Other critics had more negative opinions. Vincent Canby of The New York Times gave 2010: The Year We Make Contact a lukewarm review, calling it "a perfectly adequate though not really comparable sequel" that "is without wit, which is not to say that it is witless. A lot of care has gone into it, but it has no satirical substructure to match that of the Kubrick film, and which was eventually responsible for that film's continuing popularity."

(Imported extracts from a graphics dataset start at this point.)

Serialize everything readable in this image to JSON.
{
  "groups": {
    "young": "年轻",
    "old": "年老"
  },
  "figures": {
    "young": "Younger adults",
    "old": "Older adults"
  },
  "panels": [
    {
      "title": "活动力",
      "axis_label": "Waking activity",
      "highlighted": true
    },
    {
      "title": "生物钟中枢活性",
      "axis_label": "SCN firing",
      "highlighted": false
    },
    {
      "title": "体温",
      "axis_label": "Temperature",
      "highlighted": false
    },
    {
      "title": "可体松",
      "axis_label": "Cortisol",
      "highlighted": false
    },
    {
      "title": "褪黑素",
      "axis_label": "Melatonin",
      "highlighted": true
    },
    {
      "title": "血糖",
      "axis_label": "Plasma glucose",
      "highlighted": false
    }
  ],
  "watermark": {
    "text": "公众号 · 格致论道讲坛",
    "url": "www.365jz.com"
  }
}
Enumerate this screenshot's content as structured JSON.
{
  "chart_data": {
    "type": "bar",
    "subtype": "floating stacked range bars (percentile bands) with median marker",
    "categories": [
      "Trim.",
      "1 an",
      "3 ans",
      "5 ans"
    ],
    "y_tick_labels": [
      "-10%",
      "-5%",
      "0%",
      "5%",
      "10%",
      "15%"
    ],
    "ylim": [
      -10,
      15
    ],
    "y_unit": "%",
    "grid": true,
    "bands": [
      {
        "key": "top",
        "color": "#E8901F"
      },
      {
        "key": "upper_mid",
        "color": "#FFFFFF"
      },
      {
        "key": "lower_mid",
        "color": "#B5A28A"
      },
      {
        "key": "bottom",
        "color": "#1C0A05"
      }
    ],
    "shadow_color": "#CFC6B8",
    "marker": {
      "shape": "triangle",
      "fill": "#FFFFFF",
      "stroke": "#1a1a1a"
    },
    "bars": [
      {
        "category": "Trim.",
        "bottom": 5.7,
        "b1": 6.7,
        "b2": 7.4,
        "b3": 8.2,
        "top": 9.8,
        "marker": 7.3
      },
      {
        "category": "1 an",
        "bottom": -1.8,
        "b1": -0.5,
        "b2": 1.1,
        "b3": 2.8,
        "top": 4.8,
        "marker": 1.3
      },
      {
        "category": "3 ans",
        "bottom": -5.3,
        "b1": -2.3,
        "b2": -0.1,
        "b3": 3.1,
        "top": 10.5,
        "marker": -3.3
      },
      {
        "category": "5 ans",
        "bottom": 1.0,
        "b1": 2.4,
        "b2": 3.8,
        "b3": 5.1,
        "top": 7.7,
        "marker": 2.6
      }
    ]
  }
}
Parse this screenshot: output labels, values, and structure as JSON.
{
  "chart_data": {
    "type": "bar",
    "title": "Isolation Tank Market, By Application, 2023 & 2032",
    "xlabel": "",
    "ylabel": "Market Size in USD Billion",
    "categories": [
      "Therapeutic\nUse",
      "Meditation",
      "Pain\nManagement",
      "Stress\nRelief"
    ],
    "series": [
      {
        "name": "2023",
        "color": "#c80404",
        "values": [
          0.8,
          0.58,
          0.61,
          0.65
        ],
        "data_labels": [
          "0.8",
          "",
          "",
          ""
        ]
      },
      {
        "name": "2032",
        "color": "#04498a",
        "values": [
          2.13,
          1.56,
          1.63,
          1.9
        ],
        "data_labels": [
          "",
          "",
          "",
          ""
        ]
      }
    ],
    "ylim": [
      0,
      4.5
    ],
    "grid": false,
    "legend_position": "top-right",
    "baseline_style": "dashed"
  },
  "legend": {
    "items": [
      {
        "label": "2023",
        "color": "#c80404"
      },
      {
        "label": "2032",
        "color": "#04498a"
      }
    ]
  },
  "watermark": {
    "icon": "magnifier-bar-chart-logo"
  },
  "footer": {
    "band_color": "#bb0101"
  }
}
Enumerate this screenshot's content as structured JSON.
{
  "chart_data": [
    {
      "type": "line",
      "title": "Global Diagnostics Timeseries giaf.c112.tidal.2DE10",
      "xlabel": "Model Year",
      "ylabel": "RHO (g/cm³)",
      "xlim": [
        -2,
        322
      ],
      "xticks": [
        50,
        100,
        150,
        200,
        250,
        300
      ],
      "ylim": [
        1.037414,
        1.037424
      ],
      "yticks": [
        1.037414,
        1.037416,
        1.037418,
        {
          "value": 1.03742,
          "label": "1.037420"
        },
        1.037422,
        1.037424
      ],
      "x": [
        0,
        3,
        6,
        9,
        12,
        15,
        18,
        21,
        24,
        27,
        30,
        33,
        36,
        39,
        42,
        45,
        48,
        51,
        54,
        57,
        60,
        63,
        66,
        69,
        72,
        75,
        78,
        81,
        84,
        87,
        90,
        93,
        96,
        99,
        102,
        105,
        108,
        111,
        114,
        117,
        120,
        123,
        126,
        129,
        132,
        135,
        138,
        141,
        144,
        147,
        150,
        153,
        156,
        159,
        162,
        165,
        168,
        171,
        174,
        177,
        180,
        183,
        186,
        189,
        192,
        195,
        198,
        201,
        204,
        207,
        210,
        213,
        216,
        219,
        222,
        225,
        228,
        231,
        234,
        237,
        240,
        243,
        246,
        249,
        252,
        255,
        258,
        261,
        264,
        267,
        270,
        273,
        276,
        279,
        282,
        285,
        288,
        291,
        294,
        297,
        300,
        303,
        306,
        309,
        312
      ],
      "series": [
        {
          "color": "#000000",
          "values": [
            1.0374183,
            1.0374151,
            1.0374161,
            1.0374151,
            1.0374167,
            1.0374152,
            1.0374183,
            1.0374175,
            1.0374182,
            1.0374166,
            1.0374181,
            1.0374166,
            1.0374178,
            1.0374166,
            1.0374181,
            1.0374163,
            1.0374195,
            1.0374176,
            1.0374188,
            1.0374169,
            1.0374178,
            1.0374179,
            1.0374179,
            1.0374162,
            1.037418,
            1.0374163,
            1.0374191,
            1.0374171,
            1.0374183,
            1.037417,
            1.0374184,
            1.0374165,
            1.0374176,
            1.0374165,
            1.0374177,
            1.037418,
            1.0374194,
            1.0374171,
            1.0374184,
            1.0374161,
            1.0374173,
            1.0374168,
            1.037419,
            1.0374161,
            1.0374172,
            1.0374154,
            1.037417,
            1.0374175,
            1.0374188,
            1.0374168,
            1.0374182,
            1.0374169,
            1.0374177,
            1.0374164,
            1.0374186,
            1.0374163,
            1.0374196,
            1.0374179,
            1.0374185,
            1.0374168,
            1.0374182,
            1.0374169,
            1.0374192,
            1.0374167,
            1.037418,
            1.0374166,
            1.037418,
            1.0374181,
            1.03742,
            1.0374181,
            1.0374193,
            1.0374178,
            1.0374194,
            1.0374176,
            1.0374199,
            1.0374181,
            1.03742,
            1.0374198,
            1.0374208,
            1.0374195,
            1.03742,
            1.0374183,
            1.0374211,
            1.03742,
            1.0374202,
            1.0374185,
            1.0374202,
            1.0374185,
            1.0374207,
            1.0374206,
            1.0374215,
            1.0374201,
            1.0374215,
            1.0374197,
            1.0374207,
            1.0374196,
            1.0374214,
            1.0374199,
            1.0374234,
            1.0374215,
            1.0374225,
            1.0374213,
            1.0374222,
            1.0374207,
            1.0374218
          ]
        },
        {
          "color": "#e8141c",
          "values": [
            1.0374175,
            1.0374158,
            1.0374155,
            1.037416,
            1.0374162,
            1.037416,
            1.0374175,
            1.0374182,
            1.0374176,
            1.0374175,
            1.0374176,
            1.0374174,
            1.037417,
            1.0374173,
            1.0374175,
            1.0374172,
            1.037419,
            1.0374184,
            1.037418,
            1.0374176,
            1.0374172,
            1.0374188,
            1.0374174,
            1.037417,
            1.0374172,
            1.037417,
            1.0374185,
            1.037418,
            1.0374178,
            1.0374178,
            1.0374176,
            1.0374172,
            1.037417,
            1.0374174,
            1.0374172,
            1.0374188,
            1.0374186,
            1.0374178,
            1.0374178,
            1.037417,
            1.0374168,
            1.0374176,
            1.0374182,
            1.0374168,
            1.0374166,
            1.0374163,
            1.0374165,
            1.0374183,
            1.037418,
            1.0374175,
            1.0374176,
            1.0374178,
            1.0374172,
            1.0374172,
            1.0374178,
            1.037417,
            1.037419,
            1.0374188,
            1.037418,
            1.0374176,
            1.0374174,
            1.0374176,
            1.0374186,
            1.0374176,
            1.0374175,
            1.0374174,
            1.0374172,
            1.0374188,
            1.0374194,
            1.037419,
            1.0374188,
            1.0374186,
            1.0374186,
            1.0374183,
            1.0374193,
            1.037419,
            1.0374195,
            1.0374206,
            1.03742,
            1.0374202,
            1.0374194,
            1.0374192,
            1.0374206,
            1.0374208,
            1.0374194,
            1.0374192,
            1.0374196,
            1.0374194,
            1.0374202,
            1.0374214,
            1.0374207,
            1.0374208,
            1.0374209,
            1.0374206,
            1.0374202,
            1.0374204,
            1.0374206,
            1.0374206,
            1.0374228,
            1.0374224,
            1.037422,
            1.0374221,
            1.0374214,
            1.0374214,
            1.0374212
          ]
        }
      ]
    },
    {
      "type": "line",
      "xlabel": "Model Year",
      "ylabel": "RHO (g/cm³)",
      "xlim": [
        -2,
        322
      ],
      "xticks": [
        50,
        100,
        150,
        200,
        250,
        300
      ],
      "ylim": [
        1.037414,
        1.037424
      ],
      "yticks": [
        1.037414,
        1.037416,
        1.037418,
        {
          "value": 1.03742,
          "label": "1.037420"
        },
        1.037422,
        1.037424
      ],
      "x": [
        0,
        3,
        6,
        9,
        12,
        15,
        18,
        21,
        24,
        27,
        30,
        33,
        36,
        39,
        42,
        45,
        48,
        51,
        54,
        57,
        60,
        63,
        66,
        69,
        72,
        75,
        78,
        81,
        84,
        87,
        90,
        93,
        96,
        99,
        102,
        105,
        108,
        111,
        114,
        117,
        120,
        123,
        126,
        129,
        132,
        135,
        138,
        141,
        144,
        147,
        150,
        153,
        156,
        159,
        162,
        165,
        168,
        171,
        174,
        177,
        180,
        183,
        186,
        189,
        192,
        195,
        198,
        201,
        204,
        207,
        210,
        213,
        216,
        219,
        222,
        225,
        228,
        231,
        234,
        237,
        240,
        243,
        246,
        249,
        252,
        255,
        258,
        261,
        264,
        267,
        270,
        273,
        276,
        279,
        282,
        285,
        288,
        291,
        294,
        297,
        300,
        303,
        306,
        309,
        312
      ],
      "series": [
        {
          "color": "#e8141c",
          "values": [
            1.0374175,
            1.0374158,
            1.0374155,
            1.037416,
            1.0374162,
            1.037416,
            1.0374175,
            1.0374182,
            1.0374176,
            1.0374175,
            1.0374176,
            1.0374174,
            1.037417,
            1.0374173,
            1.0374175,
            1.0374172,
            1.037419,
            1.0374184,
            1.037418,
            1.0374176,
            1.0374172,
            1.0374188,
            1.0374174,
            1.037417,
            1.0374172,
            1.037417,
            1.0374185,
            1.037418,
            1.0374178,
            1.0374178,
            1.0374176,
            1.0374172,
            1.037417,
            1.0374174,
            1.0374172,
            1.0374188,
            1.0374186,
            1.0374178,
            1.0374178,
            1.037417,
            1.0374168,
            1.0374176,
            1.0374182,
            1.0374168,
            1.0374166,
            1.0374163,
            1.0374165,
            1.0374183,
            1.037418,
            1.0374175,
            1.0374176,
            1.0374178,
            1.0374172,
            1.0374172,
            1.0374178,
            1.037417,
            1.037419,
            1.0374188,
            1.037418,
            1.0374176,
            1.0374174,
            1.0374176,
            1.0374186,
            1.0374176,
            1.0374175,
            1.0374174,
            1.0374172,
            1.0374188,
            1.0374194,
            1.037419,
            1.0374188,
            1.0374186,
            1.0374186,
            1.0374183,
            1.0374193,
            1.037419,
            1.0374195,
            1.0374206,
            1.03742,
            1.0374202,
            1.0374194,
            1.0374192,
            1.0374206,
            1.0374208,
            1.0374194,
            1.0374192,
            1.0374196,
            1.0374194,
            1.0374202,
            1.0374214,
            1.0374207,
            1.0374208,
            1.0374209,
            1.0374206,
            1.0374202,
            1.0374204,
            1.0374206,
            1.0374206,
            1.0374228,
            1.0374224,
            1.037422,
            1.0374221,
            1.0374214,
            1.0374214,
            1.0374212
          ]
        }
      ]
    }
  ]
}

Variety considered the film a mess, although not without bright spots, writing: "In Peter Hyams' hands [working from a novel by Arthur C. Clarke], the HAL mystery is the most satisfying substance of the film and handled the best. Unfortunately, it lies amid a hodge-podge of bits and pieces." TIME was dismissive, writing, "Flash: There is intelligent life in outer space. More, anyway, than in this amiable footnote of a movie."

===Awards and nominations===
2010: The Year We Make Contact was nominated for five Academy Awards:
- Best Art Direction (Art Direction: Albert Brenner; Set Decoration: Rick Simpson)
- Best Costume Design (Patricia Norris)
- Best Makeup (Michael Westmore)
- Best Sound (Michael J. Kohut, Aaron Rochin, Carlos Delarios and Gene Cantamessa)
- Best Visual Effects (Richard Edlund, Neil Krepela, George Jenson and Mark Stetson)

The film was also nominated for three Saturn Awards: Best Science Fiction Film, Best Costumes (Patricia Norris), and Best Special Effects (Richard Edlund).

It won the Hugo Award for Best Dramatic Presentation in 1985.